LB: What was it like working together writing screenplays?

JE: We wrote a bunch of scripts together, most of which are still in drawers but… you never know. This started after I’d written my third book and it had not found a publisher. I’d just had a baby. I was in kind of a dark place, writing wise. Debra would come over--she lived in New York then--and one day we just started writing a play.  It was like a giant weight was lifted off of me. I thought it was a really good play too; I still do. We just never got it off the ground. Anyway, that started us writing. Finally,  we realized we had to be practical and write something simple enough to make it ourselves. This wound up being our film, The Limbo Room.  

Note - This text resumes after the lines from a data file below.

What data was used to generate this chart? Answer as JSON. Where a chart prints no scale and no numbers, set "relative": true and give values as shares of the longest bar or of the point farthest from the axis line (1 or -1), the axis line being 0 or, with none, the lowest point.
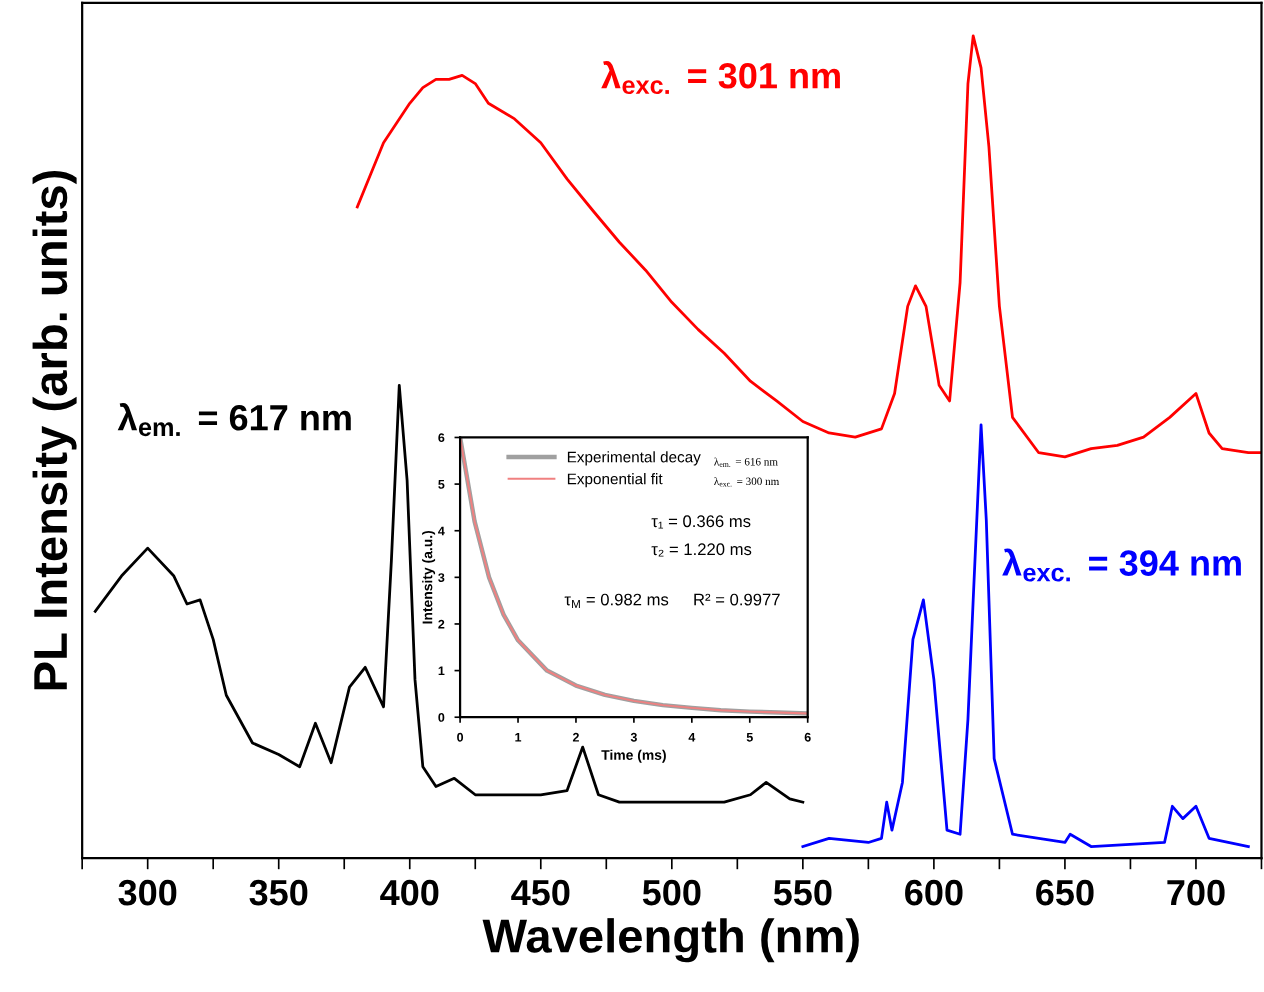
{
  "chart_data": [
    {
      "type": "line",
      "xlabel": "Wavelength (nm)",
      "ylabel": "PL Intensity (arb. units)",
      "relative": true,
      "xlim": [
        275,
        725
      ],
      "xticks": [
        {
          "value": 275,
          "label": null
        },
        300,
        {
          "value": 325,
          "label": null
        },
        350,
        {
          "value": 375,
          "label": null
        },
        400,
        {
          "value": 425,
          "label": null
        },
        450,
        {
          "value": 475,
          "label": null
        },
        500,
        {
          "value": 525,
          "label": null
        },
        550,
        {
          "value": 575,
          "label": null
        },
        600,
        {
          "value": 625,
          "label": null
        },
        650,
        {
          "value": 675,
          "label": null
        },
        700,
        {
          "value": 725,
          "label": null
        }
      ],
      "tick_labels": "x",
      "grid": false,
      "legend": false,
      "line_style": "solid",
      "marker": "none",
      "series": [
        {
          "name": "λ$_{exc.}$ = 301 nm",
          "color": "#ff0000",
          "x": [
            380,
            385,
            390,
            395,
            400,
            405,
            410,
            415,
            420,
            425,
            430,
            440,
            450,
            460,
            470,
            480,
            490,
            500,
            510,
            520,
            530,
            540,
            550,
            560,
            570,
            580,
            585,
            590,
            593,
            597,
            602,
            606,
            610,
            613,
            615,
            618,
            621,
            625,
            630,
            640,
            650,
            660,
            670,
            680,
            690,
            700,
            705,
            710,
            720,
            725
          ],
          "values": [
            0.792,
            0.831,
            0.87,
            0.894,
            0.918,
            0.937,
            0.947,
            0.947,
            0.952,
            0.942,
            0.918,
            0.899,
            0.87,
            0.826,
            0.787,
            0.749,
            0.715,
            0.676,
            0.643,
            0.614,
            0.58,
            0.556,
            0.531,
            0.517,
            0.512,
            0.522,
            0.565,
            0.671,
            0.696,
            0.671,
            0.575,
            0.556,
            0.7,
            0.942,
            1.0,
            0.961,
            0.865,
            0.671,
            0.536,
            0.493,
            0.488,
            0.498,
            0.502,
            0.512,
            0.536,
            0.565,
            0.517,
            0.498,
            0.493,
            0.493
          ]
        },
        {
          "name": "λ$_{em.}$ = 617 nm",
          "color": "#000000",
          "x": [
            280,
            290,
            300,
            310,
            315,
            320,
            325,
            330,
            340,
            350,
            358,
            364,
            370,
            377,
            383,
            390,
            393,
            396,
            399,
            402,
            405,
            410,
            417,
            425,
            450,
            460,
            466,
            472,
            480,
            500,
            520,
            530,
            536,
            545,
            550
          ],
          "values": [
            0.3,
            0.343,
            0.377,
            0.343,
            0.309,
            0.314,
            0.266,
            0.198,
            0.14,
            0.126,
            0.111,
            0.164,
            0.116,
            0.208,
            0.232,
            0.184,
            0.362,
            0.575,
            0.459,
            0.217,
            0.111,
            0.087,
            0.097,
            0.077,
            0.077,
            0.082,
            0.135,
            0.077,
            0.068,
            0.068,
            0.068,
            0.077,
            0.092,
            0.072,
            0.068
          ]
        },
        {
          "name": "λ$_{exc.}$ = 394 nm",
          "color": "#0000ff",
          "x": [
            550,
            560,
            575,
            580,
            582,
            584,
            588,
            592,
            596,
            600,
            605,
            610,
            613,
            615,
            618,
            620,
            623,
            630,
            650,
            652,
            660,
            688,
            691,
            695,
            700,
            705,
            720
          ],
          "values": [
            0.014,
            0.024,
            0.019,
            0.024,
            0.068,
            0.034,
            0.092,
            0.266,
            0.314,
            0.217,
            0.034,
            0.029,
            0.169,
            0.314,
            0.527,
            0.411,
            0.121,
            0.029,
            0.019,
            0.029,
            0.014,
            0.019,
            0.063,
            0.048,
            0.063,
            0.024,
            0.014
          ]
        }
      ]
    },
    {
      "type": "line",
      "xlabel": "Time (ms)",
      "ylabel": "Intensity (a.u.)",
      "xlim": [
        0,
        6
      ],
      "ylim": [
        0,
        6
      ],
      "xticks": [
        0,
        1,
        2,
        3,
        4,
        5,
        6
      ],
      "yticks": [
        0,
        1,
        2,
        3,
        4,
        5,
        6
      ],
      "grid": false,
      "legend": "top left",
      "line_style": "solid",
      "marker": "none",
      "annotations": [
        "λ$_{em.}$ = 616 nm",
        "λ$_{exc.}$ = 300 nm",
        "τ₁ = 0.366 ms",
        "τ₂ = 1.220 ms",
        "τ$_{M}$ = 0.982 ms",
        "R² = 0.9977"
      ],
      "series": [
        {
          "name": "Experimental decay",
          "color": "#a0a0a0",
          "x": [
            0,
            0.25,
            0.5,
            0.75,
            1,
            1.5,
            2,
            2.5,
            3,
            3.5,
            4,
            4.5,
            5,
            5.5,
            6
          ],
          "values": [
            6.0,
            4.2,
            3.0,
            2.2,
            1.65,
            1.0,
            0.68,
            0.48,
            0.35,
            0.26,
            0.2,
            0.15,
            0.12,
            0.1,
            0.08
          ]
        },
        {
          "name": "Exponential fit",
          "color": "#f08080",
          "x": [
            0,
            0.25,
            0.5,
            0.75,
            1,
            1.5,
            2,
            2.5,
            3,
            3.5,
            4,
            4.5,
            5,
            5.5,
            6
          ],
          "values": [
            6.0,
            4.2,
            3.0,
            2.2,
            1.65,
            1.0,
            0.68,
            0.48,
            0.35,
            0.26,
            0.2,
            0.15,
            0.12,
            0.1,
            0.08
          ]
        }
      ]
    }
  ]
}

Debra had quit acting to become a director by that time. She’d had a lot of experience understudying on Broadway and she’d decided to make a documentary about understudies. At the Tennessee Williams play where she was filming, something unusual happened. The lead actress began accusing the lead actor of sexual harassment on stage, during a rape scene. So naturally, Debra was kicked out of the theatre. They didn’t want any of that on tape. And it became the subject of our film. Of course we fictionalized and expanded the story.  But the questions were the same: Who should you believe?  Was the actress really being sexually harassed in front of an audience every night?  Or was she crazy? A primadonna? Etc. And we did all this through the point of view of the understudies.  Debra cast and directed the film (which stars Melissa Leo and includes two Bennington alums — Jonathan Sherman and  Peter Dinklage). She edited the whole thing on her computer. This is directly what Bennington teaches, I think. To make things.  Not to be afraid to just make things.

DE: It’s great working with my sister. It’s always very cathartic and interesting writing with her. We are very connected. There’s really nothing bad for me about collaborating with other people- except when the people or person you are collaborating with is really difficult or stubborn. It can be a challenge when you’re trying to communicate something to someone you’re working with and they misunderstand what you’re trying to get across or accomplish… when they are close minded and unwilling to try something new and/or are closed off to new ideas- perhaps scared or mistrusting…. That makes collaborating impossible. Filmmaking is all about collaboration so you have to be really careful who you choose to work with. This is all related to acting by the way—good acting is collaborating- listening- reacting- being spontaneous, thoughtful and risky—acting is a great basis for anything you want to do in life I think. 

LB: Were there any problems you ran into working as women in your industries?

JE: Just what you’d imagine. They always take the men writers more seriously. 

DE: YES… The discrimination is real, at least in my experience. It’s very frustrating—but I just work through it and do what I can to move forward—however slowly.

LB: Do either of you go back to visit Rockaway?

JE: I live in Brooklyn, so yeah. 

DE: Yes. I love Rockaway and go back whenever I can. I still have friends and family that live there.